By Jessica Herndon
One of the most exciting things about the Sundance Film Festival is having a front-row seat for the bright future of independent filmmaking. While we can learn a lot about the filmmakers from the 2025 Sundance Film Festival through the art that these storytellers share with us, there’s always more we can learn about them as people. We decided to get to the bottom of those artistic wells with our ongoing series: Give Me the Backstory!
If someone asked you which of your teachers had the most significant impact on your life, who would you name? We all have that one — or crew of teachers etched in our memory who believed in, challenged, and motivated us. For many of the students at Middletown High School in upstate New York, that teacher was Fred Isseks.
In the early 1990s in upstate New York, teens taught by Isseks shot a controversial student film about their community and its exposure to toxic waste. After 30 years, those students reflect on their movie and the project’s impact in Jesse Moss and Amanda McBaine’s documentary Middletown, premiering at the 2025 Sundance Film Festival.
“The film is a testament to the power of a great teacher to inspire young people,” says directing team Moss and McBaine, who answered interview questions about their doc together. “The film is about teenagers, so we hope they watch the film and discover what life was like before the internet when a camcorder was a powerful tool. And we hope their parents, [who are] our age, watch the film because our film is also partly about looking back at our younger selves and measuring who [we] were as young people, celebrating the teachers who inspired us, and the distance we’ve traveled. The film is also for anyone who cares about the future of journalism, democracy, teaching, and our environmental health.”
Below, Fest alums Moss and McBaine (Girls State, 2024, and Grand Jury Prize: U.S. Documentary winner Boys State, 2020) discuss what Isseks kept in his basement, why their film is essential viewing, and how the Sundance Institute has helped enrich their creative journeys.
What was the biggest inspiration behind Middletown?
The inspiration behind the film was our discovery of the incredible documentary that Fred Isseks and his students at Middletown High School made in the mid-1990s called Garbage, Gangsters, and Greed.
What was your favorite part of making Middletown? Memories from the process?
We did something wonderful and terrifying with our cast of subjects on a soundstage in Los Angeles that we’ve never done before in all our years of documentary filmmaking, but I can’t spoil it. It’s the closest we may ever come to time travel. We also loved going down to Fred Issek’s basement with him to watch tapes that he’s carefully safeguarded for 30 years, hoping someone would tell the story of his class and their investigation.
What was a big challenge you faced while making Middletown?
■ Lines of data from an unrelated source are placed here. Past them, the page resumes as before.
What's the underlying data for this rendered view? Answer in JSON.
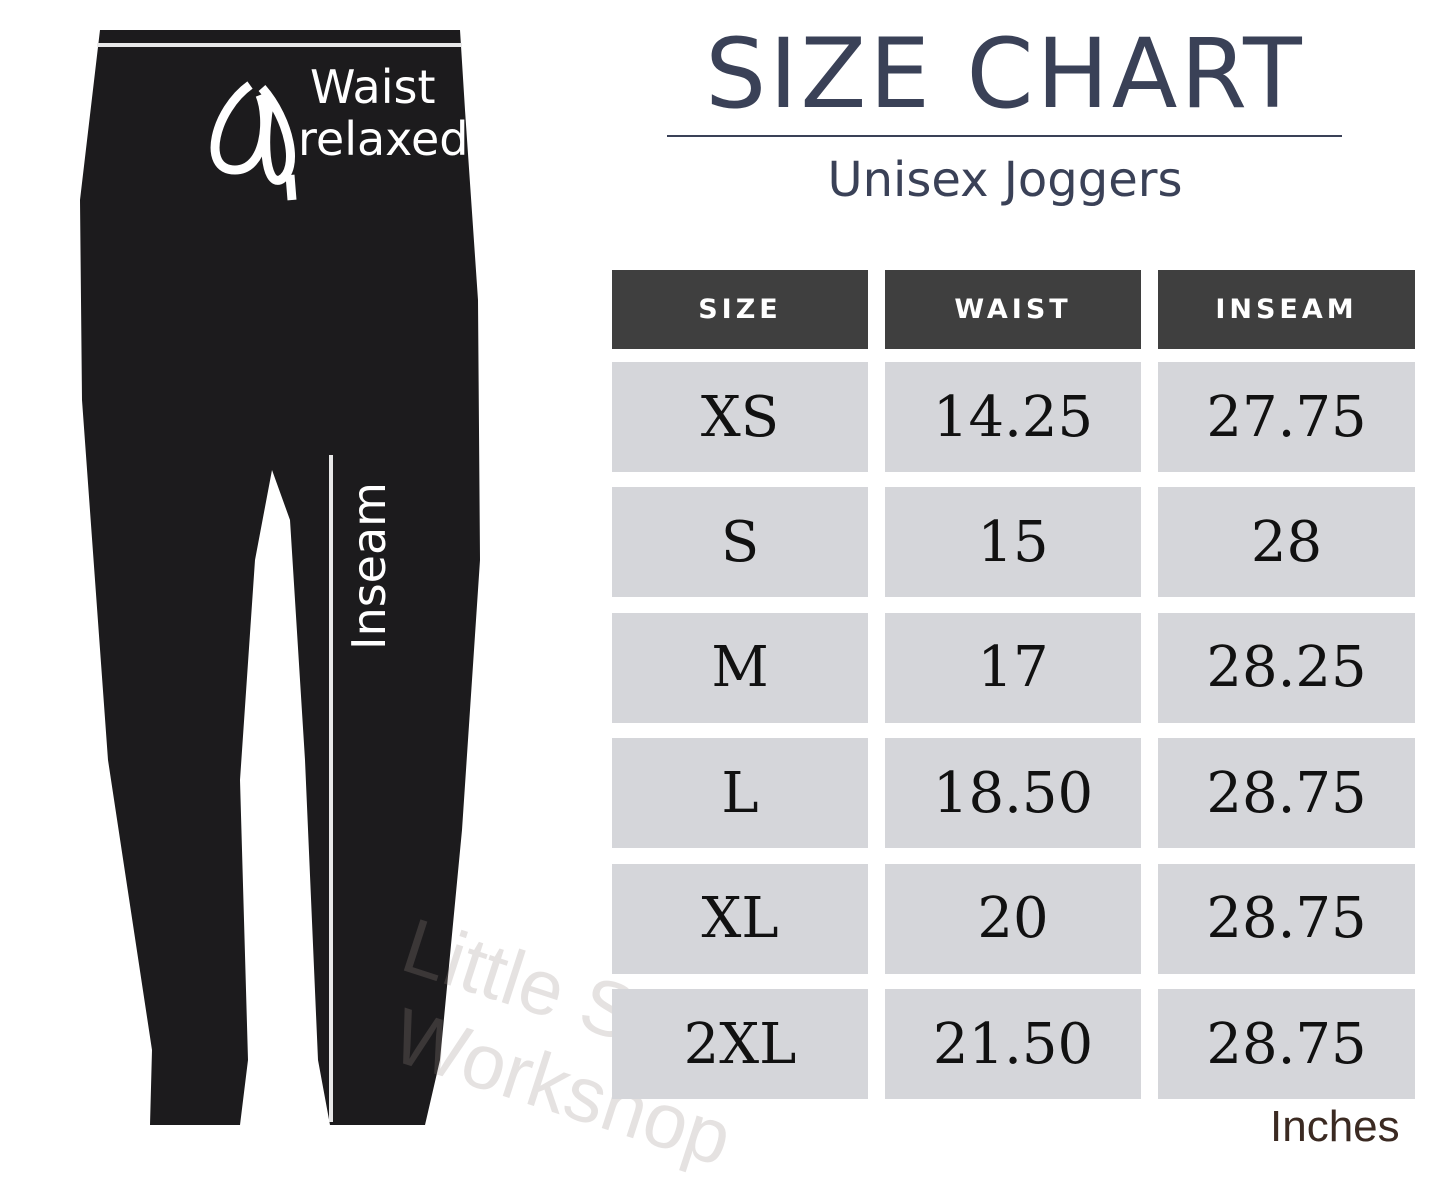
{
  "header": {
    "title": "SIZE CHART",
    "subtitle": "Unisex Joggers"
  },
  "diagram_labels": {
    "waist_line1": "Waist",
    "waist_line2": "relaxed",
    "inseam": "Inseam"
  },
  "table": {
    "columns": [
      "SIZE",
      "WAIST",
      "INSEAM"
    ],
    "rows": [
      [
        "XS",
        "14.25",
        "27.75"
      ],
      [
        "S",
        "15",
        "28"
      ],
      [
        "M",
        "17",
        "28.25"
      ],
      [
        "L",
        "18.50",
        "28.75"
      ],
      [
        "XL",
        "20",
        "28.75"
      ],
      [
        "2XL",
        "21.50",
        "28.75"
      ]
    ]
  },
  "units": "Inches",
  "watermark": {
    "line1": "Little Swan",
    "line2": "Workshop"
  },
  "colors": {
    "title": "#3a4157",
    "header_bg": "#3f3f3f",
    "cell_bg": "#d5d6da",
    "pants": "#1c1b1d"
  }
}
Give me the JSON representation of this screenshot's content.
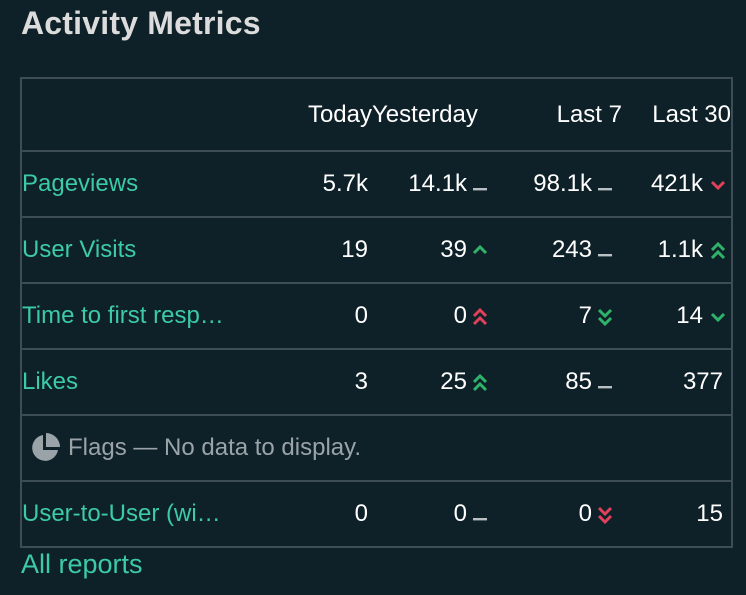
{
  "title": "Activity Metrics",
  "columns": {
    "today": "Today",
    "yesterday": "Yesterday",
    "last7": "Last 7",
    "last30": "Last 30"
  },
  "colors": {
    "accent": "#3ccaa8",
    "up": "#2fb36b",
    "down": "#e0405a",
    "neutral": "#b9c0c3"
  },
  "rows": [
    {
      "label": "Pageviews",
      "today": "5.7k",
      "yesterday": "14.1k",
      "yesterday_trend": "neutral-dash-icon",
      "last7": "98.1k",
      "last7_trend": "neutral-dash-icon",
      "last30": "421k",
      "last30_trend": "chevron-down-red-icon"
    },
    {
      "label": "User Visits",
      "today": "19",
      "yesterday": "39",
      "yesterday_trend": "chevron-up-green-icon",
      "last7": "243",
      "last7_trend": "neutral-dash-icon",
      "last30": "1.1k",
      "last30_trend": "double-chevron-up-green-icon"
    },
    {
      "label": "Time to first resp…",
      "today": "0",
      "yesterday": "0",
      "yesterday_trend": "double-chevron-up-red-icon",
      "last7": "7",
      "last7_trend": "double-chevron-down-green-icon",
      "last30": "14",
      "last30_trend": "chevron-down-green-icon"
    },
    {
      "label": "Likes",
      "today": "3",
      "yesterday": "25",
      "yesterday_trend": "double-chevron-up-green-icon",
      "last7": "85",
      "last7_trend": "neutral-dash-icon",
      "last30": "377",
      "last30_trend": null
    }
  ],
  "flags": {
    "icon": "pie-chart-icon",
    "text": "Flags — No data to display."
  },
  "user_to_user": {
    "label": "User-to-User (wi…",
    "today": "0",
    "yesterday": "0",
    "yesterday_trend": "neutral-dash-icon",
    "last7": "0",
    "last7_trend": "double-chevron-down-red-icon",
    "last30": "15",
    "last30_trend": null
  },
  "footer_link": "All reports"
}
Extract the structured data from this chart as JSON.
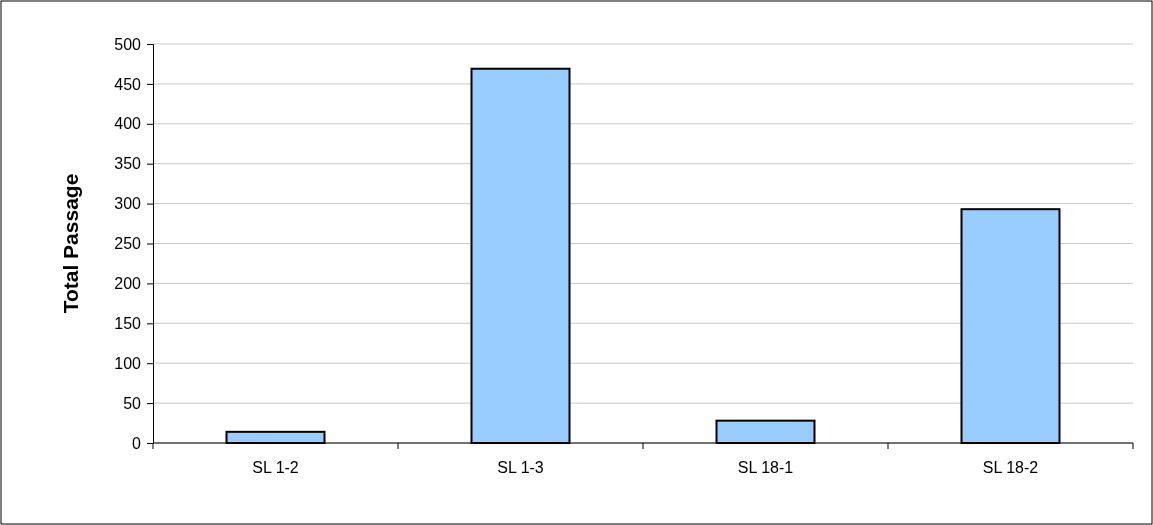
{
  "chart_data": {
    "type": "bar",
    "ylabel": "Total Passage",
    "categories": [
      "SL 1-2",
      "SL 1-3",
      "SL 18-1",
      "SL 18-2"
    ],
    "values": [
      14,
      469,
      28,
      293
    ],
    "color": "#99ccff",
    "ylim": [
      0,
      500
    ],
    "yticks": [
      0,
      50,
      100,
      150,
      200,
      250,
      300,
      350,
      400,
      450,
      500
    ],
    "grid": "y"
  }
}
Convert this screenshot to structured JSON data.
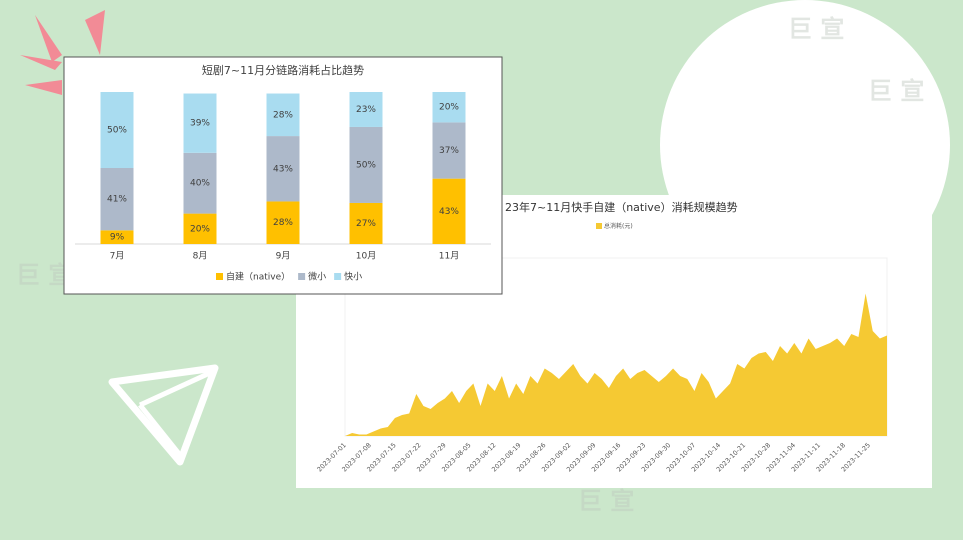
{
  "watermark": "巨 宣",
  "chart_data": [
    {
      "type": "bar",
      "stacked": true,
      "title": "短剧7~11月分链路消耗占比趋势",
      "categories": [
        "7月",
        "8月",
        "9月",
        "10月",
        "11月"
      ],
      "ylim": [
        0,
        100
      ],
      "series": [
        {
          "name": "自建（native）",
          "color": "#ffc000",
          "values": [
            9,
            20,
            28,
            27,
            43
          ],
          "value_labels": [
            "9%",
            "20%",
            "28%",
            "27%",
            "43%"
          ]
        },
        {
          "name": "微小",
          "color": "#adb9ca",
          "values": [
            41,
            40,
            43,
            50,
            37
          ],
          "value_labels": [
            "41%",
            "40%",
            "43%",
            "50%",
            "37%"
          ]
        },
        {
          "name": "快小",
          "color": "#a9dcf0",
          "values": [
            50,
            39,
            28,
            23,
            20
          ],
          "value_labels": [
            "50%",
            "39%",
            "28%",
            "23%",
            "20%"
          ]
        }
      ]
    },
    {
      "type": "area",
      "title": "23年7~11月快手自建（native）消耗规模趋势",
      "series_name": "总消耗(元)",
      "color": "#f5c933",
      "x": [
        "2023-07-01",
        "2023-07-03",
        "2023-07-05",
        "2023-07-07",
        "2023-07-09",
        "2023-07-11",
        "2023-07-13",
        "2023-07-15",
        "2023-07-17",
        "2023-07-19",
        "2023-07-21",
        "2023-07-23",
        "2023-07-25",
        "2023-07-27",
        "2023-07-29",
        "2023-07-31",
        "2023-08-02",
        "2023-08-04",
        "2023-08-06",
        "2023-08-08",
        "2023-08-10",
        "2023-08-12",
        "2023-08-14",
        "2023-08-16",
        "2023-08-18",
        "2023-08-20",
        "2023-08-22",
        "2023-08-24",
        "2023-08-26",
        "2023-08-28",
        "2023-08-30",
        "2023-09-01",
        "2023-09-03",
        "2023-09-05",
        "2023-09-07",
        "2023-09-09",
        "2023-09-11",
        "2023-09-13",
        "2023-09-15",
        "2023-09-17",
        "2023-09-19",
        "2023-09-21",
        "2023-09-23",
        "2023-09-25",
        "2023-09-27",
        "2023-09-29",
        "2023-10-01",
        "2023-10-03",
        "2023-10-05",
        "2023-10-07",
        "2023-10-09",
        "2023-10-11",
        "2023-10-13",
        "2023-10-15",
        "2023-10-17",
        "2023-10-19",
        "2023-10-21",
        "2023-10-23",
        "2023-10-25",
        "2023-10-27",
        "2023-10-29",
        "2023-10-31",
        "2023-11-02",
        "2023-11-04",
        "2023-11-06",
        "2023-11-08",
        "2023-11-10",
        "2023-11-12",
        "2023-11-14",
        "2023-11-16",
        "2023-11-18",
        "2023-11-20",
        "2023-11-22",
        "2023-11-24",
        "2023-11-26",
        "2023-11-28",
        "2023-11-30"
      ],
      "values": [
        0,
        2,
        1,
        1,
        3,
        5,
        6,
        12,
        14,
        15,
        28,
        20,
        18,
        22,
        25,
        30,
        22,
        30,
        35,
        20,
        35,
        30,
        40,
        25,
        35,
        28,
        40,
        35,
        45,
        42,
        38,
        43,
        48,
        40,
        35,
        42,
        38,
        32,
        40,
        45,
        38,
        42,
        44,
        40,
        36,
        40,
        45,
        40,
        38,
        30,
        42,
        36,
        25,
        30,
        35,
        48,
        45,
        52,
        55,
        56,
        50,
        60,
        55,
        62,
        55,
        65,
        58,
        60,
        62,
        65,
        60,
        68,
        66,
        95,
        70,
        65,
        67
      ],
      "ylim": [
        0,
        100
      ],
      "xticks": [
        "2023-07-01",
        "2023-07-08",
        "2023-07-15",
        "2023-07-22",
        "2023-07-29",
        "2023-08-05",
        "2023-08-12",
        "2023-08-19",
        "2023-08-26",
        "2023-09-02",
        "2023-09-09",
        "2023-09-16",
        "2023-09-23",
        "2023-09-30",
        "2023-10-07",
        "2023-10-14",
        "2023-10-21",
        "2023-10-28",
        "2023-11-04",
        "2023-11-11",
        "2023-11-18",
        "2023-11-25"
      ]
    }
  ]
}
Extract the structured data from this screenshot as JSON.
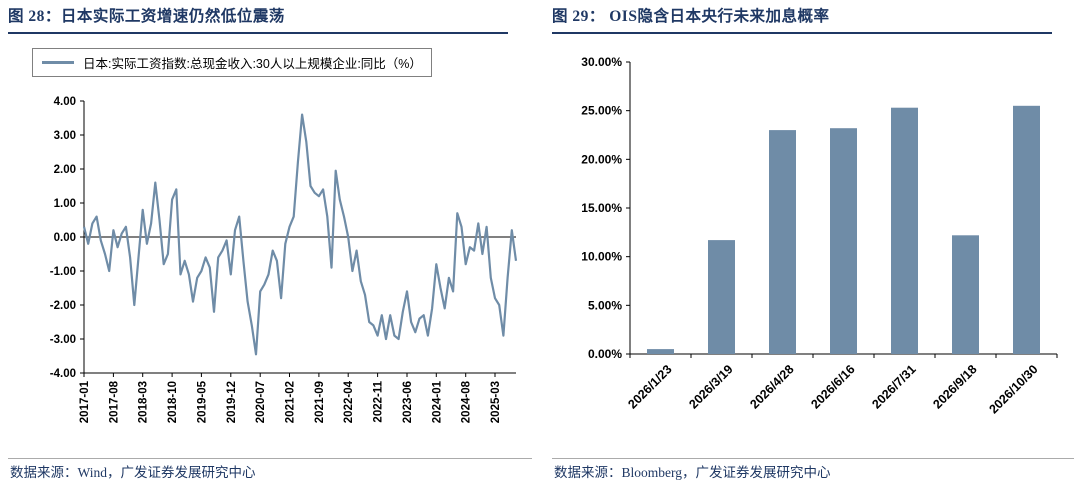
{
  "colors": {
    "title_navy": "#1f3864",
    "series_blue": "#6f8ca7",
    "axis_black": "#000000",
    "divider_gray": "#ababab"
  },
  "left_panel": {
    "title": "图 28：日本实际工资增速仍然低位震荡",
    "legend": "日本:实际工资指数:总现金收入:30人以上规模企业:同比（%）",
    "source": "数据来源：Wind，广发证券发展研究中心"
  },
  "right_panel": {
    "title": "图 29： OIS隐含日本央行未来加息概率",
    "source": "数据来源：Bloomberg，广发证券发展研究中心"
  },
  "chart_data": [
    {
      "type": "line",
      "title": "日本实际工资增速仍然低位震荡",
      "series_name": "日本:实际工资指数:总现金收入:30人以上规模企业:同比（%）",
      "x_start": "2017-01",
      "x_end": "2025-08",
      "frequency": "monthly",
      "x_tick_labels": [
        "2017-01",
        "2017-08",
        "2018-03",
        "2018-10",
        "2019-05",
        "2019-12",
        "2020-07",
        "2021-02",
        "2021-09",
        "2022-04",
        "2022-11",
        "2023-06",
        "2024-01",
        "2024-08",
        "2025-03"
      ],
      "x_tick_every": 7,
      "values": [
        0.3,
        -0.2,
        0.4,
        0.6,
        -0.1,
        -0.5,
        -1.0,
        0.2,
        -0.3,
        0.1,
        0.3,
        -0.6,
        -2.0,
        -0.6,
        0.8,
        -0.2,
        0.4,
        1.6,
        0.5,
        -0.8,
        -0.5,
        1.1,
        1.4,
        -1.1,
        -0.7,
        -1.1,
        -1.9,
        -1.2,
        -1.0,
        -0.6,
        -0.9,
        -2.2,
        -0.6,
        -0.4,
        -0.1,
        -1.1,
        0.2,
        0.6,
        -0.7,
        -1.9,
        -2.6,
        -3.45,
        -1.6,
        -1.4,
        -1.1,
        -0.4,
        -0.7,
        -1.8,
        -0.2,
        0.3,
        0.6,
        2.2,
        3.6,
        2.8,
        1.5,
        1.3,
        1.2,
        1.4,
        0.6,
        -0.9,
        1.95,
        1.1,
        0.6,
        0.0,
        -1.0,
        -0.4,
        -1.3,
        -1.7,
        -2.5,
        -2.6,
        -2.9,
        -2.3,
        -3.0,
        -2.3,
        -2.9,
        -3.0,
        -2.2,
        -1.6,
        -2.5,
        -2.8,
        -2.4,
        -2.3,
        -2.9,
        -2.1,
        -0.8,
        -1.5,
        -2.1,
        -1.2,
        -1.6,
        0.7,
        0.3,
        -0.8,
        -0.3,
        -0.4,
        0.4,
        -0.5,
        0.3,
        -1.2,
        -1.8,
        -2.0,
        -2.9,
        -1.2,
        0.2,
        -0.7
      ],
      "ylim": [
        -4,
        4
      ],
      "ytick_step": 1,
      "y_label_format": "0.00",
      "grid": false,
      "legend_position": "top"
    },
    {
      "type": "bar",
      "title": "OIS隐含日本央行未来加息概率",
      "categories": [
        "2026/1/23",
        "2026/3/19",
        "2026/4/28",
        "2026/6/16",
        "2026/7/31",
        "2026/9/18",
        "2026/10/30"
      ],
      "values": [
        0.5,
        11.7,
        23.0,
        23.2,
        25.3,
        12.2,
        25.5
      ],
      "unit": "%",
      "ylim": [
        0,
        30
      ],
      "ytick_step": 5,
      "y_label_format": "0.00%",
      "grid": false
    }
  ]
}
The story that Fred and his students investigated is sprawling and complicated, a little bit like the movie Chinatown. We had to be rigorous but respectful in compressing a multi-year investigation while balancing the delicate personal stories and the contemporary frame of the film. It was and always is a hard juggling act [that is] only achieved through trial and error and with the help of some very talented collaborators.
Why does this story need to be told now?
Our country is sailing into turbulent waters. We need stories that will inspire, entertain, and help us set a course for a better future.
Tell us why and how you got into filmmaking.
We were both drawn to documentary filmmaking in the mid-1990s, right around the time our film was set. Like the teenage subjects of the film, we discovered the power of the camera and the potential of the documentary form by watching some great films from that time period and then setting out to make our own. We both loved the ways in which documentary is an alchemy of visual art, cinematic storytelling, journalism, and political engagement, with no formal rules but grammar and a great tradition.
What is something that all filmmakers should keep in mind in order to become better cinematic storytellers?
Open your eyes to all of the visual arts and theater, and watch lots of movies. Also, shoot your own movies when you start out, if you can.
Who are your creative heroes?
Well, we found a new hero making this film: our subject Fred Isseks. We can’t wait for more people to meet Fred through our film and in person.
What was the last thing you saw that you wish you made?
We just rewatched When We Were Kings and loved it as much as when we first saw it 20-plus years ago. The editing is brilliant. Everything about it is brilliant. And the story of the footage lying dormant for two decades, then coming to life, is miraculous, perhaps a little like our film Middletown.
Which of your personal characteristics contributes most to your success as a storyteller?
Jesse loves production. Amanda loves the writing process. We’re a good compliment of restlessness and patience, rigor, and risk.
Tell us about your history with Sundance Institute. When was the first time you engaged with us? Why did you want your film to premiere with us?
We made films for many years before we finally came to the Festival with our own film, The Overnighters, in 2014. Since then, we’ve shown other films at Sundance and participated in some of the artist support programs. Sundance has been such an important part of our growth as artists and brought us some of the richest experiences of our lives. We love premiering new work at Sundance and the power of the community that assembles in Park City; it’s nourishing and inspiring and keeps us going through the ups and downs.
What’s your favorite film that has come from the Sundance Institute or Festival?
It’s hard to pick one from Sundance. Paris is Burning and Hoop Dreams were early documentaries that inspired us — also Reservoir Dogs and sex, lies, and videotape — landmark indies.